Résolution CM/ResDH(2007)44[1]
Exécution des arrêts de la Cour européenne des Droits de l'Homme
dans l'affaire Kress contre la France et dans 5 autres affaires relatives au
droit à un procès équitable devant le Conseil d'Etat
(participation du commissaire de Gouvernement au délibéré)
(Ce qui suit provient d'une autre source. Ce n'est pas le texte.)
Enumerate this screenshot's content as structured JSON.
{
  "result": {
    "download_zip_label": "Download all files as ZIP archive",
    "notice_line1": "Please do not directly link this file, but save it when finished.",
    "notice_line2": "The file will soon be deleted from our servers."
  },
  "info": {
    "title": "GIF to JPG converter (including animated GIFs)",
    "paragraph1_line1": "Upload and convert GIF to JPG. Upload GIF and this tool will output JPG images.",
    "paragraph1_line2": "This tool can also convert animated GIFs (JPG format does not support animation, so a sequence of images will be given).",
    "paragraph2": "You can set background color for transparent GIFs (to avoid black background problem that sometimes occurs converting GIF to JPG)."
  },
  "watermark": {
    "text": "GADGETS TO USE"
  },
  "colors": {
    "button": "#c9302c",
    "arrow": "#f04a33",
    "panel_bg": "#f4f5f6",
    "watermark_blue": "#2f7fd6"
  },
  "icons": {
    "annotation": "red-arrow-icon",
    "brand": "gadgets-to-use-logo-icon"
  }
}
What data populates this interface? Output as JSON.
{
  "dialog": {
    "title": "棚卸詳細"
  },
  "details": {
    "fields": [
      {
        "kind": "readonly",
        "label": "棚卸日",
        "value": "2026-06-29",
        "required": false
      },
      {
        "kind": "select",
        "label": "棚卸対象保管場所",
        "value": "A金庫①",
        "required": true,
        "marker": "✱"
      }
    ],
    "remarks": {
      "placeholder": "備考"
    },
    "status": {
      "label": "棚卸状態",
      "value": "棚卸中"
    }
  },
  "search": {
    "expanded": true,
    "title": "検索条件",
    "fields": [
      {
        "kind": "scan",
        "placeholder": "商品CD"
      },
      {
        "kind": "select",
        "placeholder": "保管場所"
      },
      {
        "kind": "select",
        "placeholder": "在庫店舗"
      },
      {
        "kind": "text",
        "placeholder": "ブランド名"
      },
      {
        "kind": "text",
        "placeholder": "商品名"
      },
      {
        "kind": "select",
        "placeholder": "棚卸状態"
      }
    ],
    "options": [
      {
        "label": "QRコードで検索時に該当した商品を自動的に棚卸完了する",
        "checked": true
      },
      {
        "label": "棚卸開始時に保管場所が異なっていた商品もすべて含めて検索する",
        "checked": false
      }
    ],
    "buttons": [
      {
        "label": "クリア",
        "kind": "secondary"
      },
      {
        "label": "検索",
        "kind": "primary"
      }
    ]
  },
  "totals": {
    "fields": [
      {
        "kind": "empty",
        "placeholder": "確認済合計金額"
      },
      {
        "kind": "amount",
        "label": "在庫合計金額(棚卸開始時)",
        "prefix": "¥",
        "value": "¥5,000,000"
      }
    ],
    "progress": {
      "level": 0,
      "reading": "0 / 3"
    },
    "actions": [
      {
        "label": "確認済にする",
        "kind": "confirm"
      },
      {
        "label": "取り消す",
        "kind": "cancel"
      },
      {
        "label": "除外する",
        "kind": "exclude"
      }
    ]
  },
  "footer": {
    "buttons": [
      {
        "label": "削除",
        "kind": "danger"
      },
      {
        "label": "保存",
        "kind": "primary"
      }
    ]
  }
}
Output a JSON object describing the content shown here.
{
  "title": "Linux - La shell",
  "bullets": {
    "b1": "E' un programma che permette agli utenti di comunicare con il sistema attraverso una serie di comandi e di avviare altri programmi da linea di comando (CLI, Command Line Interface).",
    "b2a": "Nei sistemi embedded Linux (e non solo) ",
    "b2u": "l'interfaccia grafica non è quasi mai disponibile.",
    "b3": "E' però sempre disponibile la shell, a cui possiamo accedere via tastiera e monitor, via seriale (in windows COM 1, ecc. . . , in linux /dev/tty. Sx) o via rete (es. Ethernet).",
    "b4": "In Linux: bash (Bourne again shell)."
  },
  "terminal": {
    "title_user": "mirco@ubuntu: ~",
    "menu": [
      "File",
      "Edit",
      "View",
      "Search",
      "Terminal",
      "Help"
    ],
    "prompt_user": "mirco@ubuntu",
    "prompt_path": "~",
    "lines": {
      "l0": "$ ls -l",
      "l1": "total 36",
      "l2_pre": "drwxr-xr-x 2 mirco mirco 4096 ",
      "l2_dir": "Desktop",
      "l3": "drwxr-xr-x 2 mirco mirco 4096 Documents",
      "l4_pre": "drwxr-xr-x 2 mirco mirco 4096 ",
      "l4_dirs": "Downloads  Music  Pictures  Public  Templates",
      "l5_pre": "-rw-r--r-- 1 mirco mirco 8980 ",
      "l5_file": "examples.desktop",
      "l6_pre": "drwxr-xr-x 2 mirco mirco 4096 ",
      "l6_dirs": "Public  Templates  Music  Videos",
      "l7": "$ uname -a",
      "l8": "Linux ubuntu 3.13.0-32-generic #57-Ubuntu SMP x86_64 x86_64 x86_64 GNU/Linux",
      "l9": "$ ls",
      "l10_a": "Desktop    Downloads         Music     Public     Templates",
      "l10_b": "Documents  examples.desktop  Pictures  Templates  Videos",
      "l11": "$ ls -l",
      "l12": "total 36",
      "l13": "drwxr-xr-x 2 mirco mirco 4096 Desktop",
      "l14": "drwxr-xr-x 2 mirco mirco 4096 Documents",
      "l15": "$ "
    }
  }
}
Kress, requête no 39594/98, arrêt du 7 juin 2001 – Grande Chambre
APBP, requête no 38436/97, arrêt du 21 mars 2002, définitif le 21 juin 2002
Immeubles groupe Kosser, requête no 38748/97, arrêt du 21 mars 2002, définitif le 21 juin2002
Théraube, requête no 44565/98, arrêt du 10 octobre 2002, définitif le 21 mai 2003
Marie Louise Loyen et autres, requête no 55929/00, arrêt du 5 juillet 2005, définitif le 5 octobre 2005
Maisons Traditionnelles, requête no 68397/01, arrêt du 4 octobre 2005, définitif le 4 janvier 2006
Le Comité des Ministres, en vertu de l'article 46, paragraphe 2, de la Convention pour la sauvegarde des Droits de l'Homme et des Libertés fondamentales, qui prévoit que le Comité contrôle l'exécution des arrêts définitifs de la Cour européenne des Droits de l'Homme (ci-après nommées « la Convention » et “ la Cour »),
Vu les arrêts transmis par la Cour au Comité des Ministres une fois définitifs ;
Rappelant que la violation de la Convention constatées par la Cour dans ces affaires concerne une atteinte au droit à un procès équitable en raison de la participation du commissaire du Gouvernement au délibéré du Conseil d'Etat (voir détails dans l'Annexe) et que les affaires Kress et Maisons Traditionnelles concernent en outre la durée excessive de procédures devant des juridictions administratives (violations de l'article 6, paragraphe 1) ;
Ayant invité le gouvernement de l'Etat défendeur à l'informer des mesures prises suite aux arrêts de la Cour, eu égard à l'obligation qu'a la France de s'y conformer selon l'article 46, paragraphe 1, de la Convention ;
Ayant examiné les informations transmises par le gouvernement conformément aux Règles du Comité pour l'application de l'article 46, paragraphe 2, de la Convention ;
S'étant assuré que l'Etat défendeur a versé aux parties requérantes la satisfaction équitable prévue dans les arrêts (voir détails dans l'Annexe),
Rappelant que les constats de violation par la Cour exigent, outre le paiement de la satisfaction équitable octroyée dans ses arrêts, l'adoption par l'Etat défendeur, si nécessaire :
- de mesures individuelles mettant fin aux violations et en effaçant les conséquences, si possible par restitutio in integrum; et
- de mesures générales, permettant de prévenir des violations semblables ;
Ayant examiné les mesures prises par l'Etat défendeur à cet effet, dont les détails figurent en Annexe,
DECLARE qu'il a rempli ses fonctions en vertu de l'article 46, paragraphe 2, de la Convention dans les présentes affaires et DECIDE d'en clore l'examen.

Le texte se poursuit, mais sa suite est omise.